Réfugié comme Daudet en une solitude délicieuse, il a son moulin, lui aussi, seulement les lapins n'y montrent point leur petit derrière blanc et l'histoire lui fait prendre des allures guerrières. Involontairement, l'imagination évoque à son aspect des temps déjà lointains et pas oubliés cependant des Algériens, cette désastreuse époque où, aux malheurs qui fondaient sur la mère patrie, venaient s'ajouter pour ses fils attachés au sol africain la tristesse de deuils et d'incendies désolant les exploitations fondées par eux à force de labeur et de courage.

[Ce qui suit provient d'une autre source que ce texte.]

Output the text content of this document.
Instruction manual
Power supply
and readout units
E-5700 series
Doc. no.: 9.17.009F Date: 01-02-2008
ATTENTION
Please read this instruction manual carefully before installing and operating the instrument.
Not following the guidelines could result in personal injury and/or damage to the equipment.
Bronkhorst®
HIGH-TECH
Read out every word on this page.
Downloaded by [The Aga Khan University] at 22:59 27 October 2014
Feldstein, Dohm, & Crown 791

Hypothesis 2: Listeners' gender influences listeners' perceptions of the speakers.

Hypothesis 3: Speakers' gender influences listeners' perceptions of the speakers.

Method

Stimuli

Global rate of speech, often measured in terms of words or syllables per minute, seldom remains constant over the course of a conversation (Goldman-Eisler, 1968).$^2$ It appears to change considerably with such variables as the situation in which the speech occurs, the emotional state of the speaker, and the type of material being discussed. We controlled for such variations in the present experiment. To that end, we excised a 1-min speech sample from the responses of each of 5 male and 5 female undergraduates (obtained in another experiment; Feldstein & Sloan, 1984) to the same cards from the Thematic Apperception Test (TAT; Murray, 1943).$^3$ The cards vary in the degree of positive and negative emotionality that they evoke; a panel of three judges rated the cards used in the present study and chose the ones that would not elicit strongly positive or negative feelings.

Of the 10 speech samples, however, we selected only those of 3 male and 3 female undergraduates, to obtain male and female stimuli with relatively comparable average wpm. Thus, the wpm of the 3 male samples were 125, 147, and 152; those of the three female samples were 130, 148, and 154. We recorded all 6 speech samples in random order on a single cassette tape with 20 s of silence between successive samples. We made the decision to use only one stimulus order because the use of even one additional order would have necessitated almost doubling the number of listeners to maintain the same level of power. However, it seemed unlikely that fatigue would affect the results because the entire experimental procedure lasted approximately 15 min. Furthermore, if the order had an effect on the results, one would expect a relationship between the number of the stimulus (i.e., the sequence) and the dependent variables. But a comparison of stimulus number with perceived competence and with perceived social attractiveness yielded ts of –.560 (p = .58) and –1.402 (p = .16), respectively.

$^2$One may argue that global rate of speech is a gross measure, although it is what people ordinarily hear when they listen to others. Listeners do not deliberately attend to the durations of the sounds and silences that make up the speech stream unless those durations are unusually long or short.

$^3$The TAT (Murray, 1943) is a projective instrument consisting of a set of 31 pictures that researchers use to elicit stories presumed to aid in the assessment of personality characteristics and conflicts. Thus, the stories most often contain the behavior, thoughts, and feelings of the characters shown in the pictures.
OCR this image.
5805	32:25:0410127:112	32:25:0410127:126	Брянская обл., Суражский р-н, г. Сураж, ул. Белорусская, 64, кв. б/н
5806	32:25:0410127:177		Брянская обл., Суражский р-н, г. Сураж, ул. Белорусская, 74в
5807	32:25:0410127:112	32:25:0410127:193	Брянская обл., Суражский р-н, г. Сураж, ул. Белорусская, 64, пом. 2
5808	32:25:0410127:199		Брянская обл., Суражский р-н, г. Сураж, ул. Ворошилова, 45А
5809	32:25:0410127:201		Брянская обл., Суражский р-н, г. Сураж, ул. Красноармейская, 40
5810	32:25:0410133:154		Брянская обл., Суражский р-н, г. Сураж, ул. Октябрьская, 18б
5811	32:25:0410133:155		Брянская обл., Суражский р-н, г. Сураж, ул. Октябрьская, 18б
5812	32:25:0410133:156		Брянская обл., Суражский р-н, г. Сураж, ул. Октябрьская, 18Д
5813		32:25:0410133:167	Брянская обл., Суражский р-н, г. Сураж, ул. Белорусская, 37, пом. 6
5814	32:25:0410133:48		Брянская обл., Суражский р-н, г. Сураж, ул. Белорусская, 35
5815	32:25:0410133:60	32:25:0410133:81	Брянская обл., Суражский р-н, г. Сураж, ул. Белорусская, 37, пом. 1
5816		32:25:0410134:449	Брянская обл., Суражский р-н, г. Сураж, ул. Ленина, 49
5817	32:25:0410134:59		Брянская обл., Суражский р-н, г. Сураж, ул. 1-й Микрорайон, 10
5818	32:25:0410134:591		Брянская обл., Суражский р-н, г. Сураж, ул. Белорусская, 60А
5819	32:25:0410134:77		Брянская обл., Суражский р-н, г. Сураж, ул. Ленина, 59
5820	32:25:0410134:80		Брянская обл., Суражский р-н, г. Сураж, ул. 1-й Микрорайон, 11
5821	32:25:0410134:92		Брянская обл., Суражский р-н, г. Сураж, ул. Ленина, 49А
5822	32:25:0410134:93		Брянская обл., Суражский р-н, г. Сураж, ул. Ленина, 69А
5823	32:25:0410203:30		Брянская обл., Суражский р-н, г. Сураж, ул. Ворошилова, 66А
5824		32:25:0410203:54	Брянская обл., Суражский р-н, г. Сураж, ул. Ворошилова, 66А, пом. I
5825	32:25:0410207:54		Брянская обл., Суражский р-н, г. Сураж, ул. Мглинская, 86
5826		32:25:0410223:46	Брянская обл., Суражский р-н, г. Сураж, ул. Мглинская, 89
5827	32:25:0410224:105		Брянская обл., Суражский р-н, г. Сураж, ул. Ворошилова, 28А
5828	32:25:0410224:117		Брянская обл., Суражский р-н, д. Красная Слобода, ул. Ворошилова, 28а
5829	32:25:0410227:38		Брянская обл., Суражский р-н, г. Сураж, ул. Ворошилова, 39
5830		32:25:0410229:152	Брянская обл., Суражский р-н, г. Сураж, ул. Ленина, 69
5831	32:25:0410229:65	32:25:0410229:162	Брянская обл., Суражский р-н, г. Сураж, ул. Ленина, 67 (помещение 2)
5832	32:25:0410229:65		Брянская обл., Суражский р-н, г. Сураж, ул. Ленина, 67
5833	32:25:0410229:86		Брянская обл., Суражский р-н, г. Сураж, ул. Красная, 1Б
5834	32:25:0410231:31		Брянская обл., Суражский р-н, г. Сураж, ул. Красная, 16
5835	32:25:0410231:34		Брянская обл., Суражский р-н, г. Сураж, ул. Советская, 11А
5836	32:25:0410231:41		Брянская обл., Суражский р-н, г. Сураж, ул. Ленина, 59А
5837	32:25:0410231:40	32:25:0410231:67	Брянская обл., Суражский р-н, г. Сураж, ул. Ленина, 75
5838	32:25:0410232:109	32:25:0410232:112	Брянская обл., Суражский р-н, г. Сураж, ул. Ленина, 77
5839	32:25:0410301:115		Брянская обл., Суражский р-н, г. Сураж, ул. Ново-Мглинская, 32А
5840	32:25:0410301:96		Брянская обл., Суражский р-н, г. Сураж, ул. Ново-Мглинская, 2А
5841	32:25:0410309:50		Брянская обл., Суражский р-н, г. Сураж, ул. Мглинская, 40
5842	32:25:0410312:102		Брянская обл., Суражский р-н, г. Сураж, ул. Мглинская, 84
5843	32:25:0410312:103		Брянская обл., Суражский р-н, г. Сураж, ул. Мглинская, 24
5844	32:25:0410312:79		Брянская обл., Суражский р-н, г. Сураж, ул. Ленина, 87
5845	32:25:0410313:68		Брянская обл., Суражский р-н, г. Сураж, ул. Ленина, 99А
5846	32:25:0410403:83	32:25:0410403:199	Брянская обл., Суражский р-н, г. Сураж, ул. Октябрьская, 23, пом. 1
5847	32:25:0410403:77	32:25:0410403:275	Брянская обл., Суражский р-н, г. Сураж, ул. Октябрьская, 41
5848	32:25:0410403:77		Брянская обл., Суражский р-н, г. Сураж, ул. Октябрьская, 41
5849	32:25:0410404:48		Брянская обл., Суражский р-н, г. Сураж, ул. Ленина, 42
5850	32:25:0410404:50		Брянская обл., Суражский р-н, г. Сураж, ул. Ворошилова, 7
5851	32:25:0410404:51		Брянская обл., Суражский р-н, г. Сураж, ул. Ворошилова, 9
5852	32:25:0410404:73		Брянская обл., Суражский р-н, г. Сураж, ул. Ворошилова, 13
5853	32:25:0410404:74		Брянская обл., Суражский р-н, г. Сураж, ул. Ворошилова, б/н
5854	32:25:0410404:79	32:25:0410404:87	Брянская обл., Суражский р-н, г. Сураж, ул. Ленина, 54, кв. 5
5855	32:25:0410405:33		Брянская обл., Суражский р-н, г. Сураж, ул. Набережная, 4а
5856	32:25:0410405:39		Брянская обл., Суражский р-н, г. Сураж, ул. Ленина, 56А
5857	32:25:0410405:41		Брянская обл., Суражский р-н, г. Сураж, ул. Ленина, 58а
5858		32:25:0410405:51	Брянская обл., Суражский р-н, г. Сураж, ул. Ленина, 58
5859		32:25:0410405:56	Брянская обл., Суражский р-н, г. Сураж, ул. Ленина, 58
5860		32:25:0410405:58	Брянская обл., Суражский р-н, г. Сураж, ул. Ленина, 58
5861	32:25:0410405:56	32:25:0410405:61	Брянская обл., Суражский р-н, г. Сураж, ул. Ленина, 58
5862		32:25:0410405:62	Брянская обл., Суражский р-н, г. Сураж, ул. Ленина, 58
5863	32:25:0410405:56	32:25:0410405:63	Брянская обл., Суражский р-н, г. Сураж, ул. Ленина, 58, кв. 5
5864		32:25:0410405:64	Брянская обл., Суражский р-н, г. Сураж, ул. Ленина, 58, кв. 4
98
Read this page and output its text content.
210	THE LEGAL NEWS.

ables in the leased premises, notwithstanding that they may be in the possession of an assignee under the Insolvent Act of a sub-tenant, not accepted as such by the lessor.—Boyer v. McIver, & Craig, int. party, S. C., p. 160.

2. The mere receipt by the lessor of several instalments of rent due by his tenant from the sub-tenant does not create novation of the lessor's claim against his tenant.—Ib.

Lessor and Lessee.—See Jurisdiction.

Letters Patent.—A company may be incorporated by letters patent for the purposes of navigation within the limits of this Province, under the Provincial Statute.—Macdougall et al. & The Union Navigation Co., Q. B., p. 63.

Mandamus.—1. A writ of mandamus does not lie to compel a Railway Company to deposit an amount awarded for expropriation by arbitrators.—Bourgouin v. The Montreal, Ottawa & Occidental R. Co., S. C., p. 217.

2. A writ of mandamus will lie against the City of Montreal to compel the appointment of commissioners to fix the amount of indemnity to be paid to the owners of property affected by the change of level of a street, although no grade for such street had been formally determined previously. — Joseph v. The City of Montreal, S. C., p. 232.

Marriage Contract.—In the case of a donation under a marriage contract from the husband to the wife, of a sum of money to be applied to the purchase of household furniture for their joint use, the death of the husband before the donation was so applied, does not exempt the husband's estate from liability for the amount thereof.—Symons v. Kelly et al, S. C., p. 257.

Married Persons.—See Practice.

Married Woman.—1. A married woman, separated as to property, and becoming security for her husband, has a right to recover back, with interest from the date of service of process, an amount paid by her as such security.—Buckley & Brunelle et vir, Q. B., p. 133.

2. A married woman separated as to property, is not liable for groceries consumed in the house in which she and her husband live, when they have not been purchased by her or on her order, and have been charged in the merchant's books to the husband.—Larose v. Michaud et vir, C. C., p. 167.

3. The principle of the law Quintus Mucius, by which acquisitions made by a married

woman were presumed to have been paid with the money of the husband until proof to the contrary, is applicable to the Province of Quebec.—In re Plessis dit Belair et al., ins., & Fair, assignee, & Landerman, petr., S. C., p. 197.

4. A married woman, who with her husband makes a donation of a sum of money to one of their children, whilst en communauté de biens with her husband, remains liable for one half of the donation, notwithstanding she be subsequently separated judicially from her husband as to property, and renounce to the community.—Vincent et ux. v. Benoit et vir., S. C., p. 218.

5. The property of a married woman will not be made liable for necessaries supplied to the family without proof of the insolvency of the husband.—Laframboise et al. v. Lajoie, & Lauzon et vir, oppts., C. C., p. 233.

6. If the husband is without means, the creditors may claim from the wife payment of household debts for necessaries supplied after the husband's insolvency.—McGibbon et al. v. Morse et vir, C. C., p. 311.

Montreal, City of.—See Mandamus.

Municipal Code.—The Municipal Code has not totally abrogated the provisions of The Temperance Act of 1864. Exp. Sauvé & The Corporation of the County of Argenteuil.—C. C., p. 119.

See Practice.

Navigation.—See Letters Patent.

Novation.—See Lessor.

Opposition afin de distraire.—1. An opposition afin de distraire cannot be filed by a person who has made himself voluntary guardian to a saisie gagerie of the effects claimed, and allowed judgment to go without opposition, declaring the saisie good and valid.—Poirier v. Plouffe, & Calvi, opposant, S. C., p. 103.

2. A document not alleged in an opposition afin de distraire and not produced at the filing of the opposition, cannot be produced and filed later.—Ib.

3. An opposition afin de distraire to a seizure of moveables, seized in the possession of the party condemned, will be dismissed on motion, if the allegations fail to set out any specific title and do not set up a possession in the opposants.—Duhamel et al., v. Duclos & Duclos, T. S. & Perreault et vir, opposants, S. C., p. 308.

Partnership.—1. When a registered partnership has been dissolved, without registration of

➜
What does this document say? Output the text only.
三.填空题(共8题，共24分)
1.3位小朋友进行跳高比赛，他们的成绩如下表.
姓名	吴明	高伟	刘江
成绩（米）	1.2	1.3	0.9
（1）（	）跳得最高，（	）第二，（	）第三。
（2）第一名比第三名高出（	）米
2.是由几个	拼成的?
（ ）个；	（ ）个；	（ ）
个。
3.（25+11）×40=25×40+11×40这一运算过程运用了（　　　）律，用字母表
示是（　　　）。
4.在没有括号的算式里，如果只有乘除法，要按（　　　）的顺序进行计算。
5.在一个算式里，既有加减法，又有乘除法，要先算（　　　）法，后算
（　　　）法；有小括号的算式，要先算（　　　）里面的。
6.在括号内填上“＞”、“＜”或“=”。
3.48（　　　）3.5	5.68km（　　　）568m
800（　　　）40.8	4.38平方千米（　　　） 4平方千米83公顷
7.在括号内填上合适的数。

Durant la grande insurrection de 1870, le moulin Ferrero, seul point de cette aride contrée où nos troupes aient pu trouver des approvisionnements de farine, était gardé militairement et fournissait toutes les colonnes du Sud algérien. Jour et nuit ses roues tournaient pour faire du pain à ceux qui se battaient si bravement, de Djelfa à Bou-Saâda. Maintenant, le visiteur trouve marquées ces deux étapes de notre civilisation, le moulin rappelant les dernières affres de la guerre et la petite kouba de Dinet souriant à l'avenir pacifique et au progrès des arts.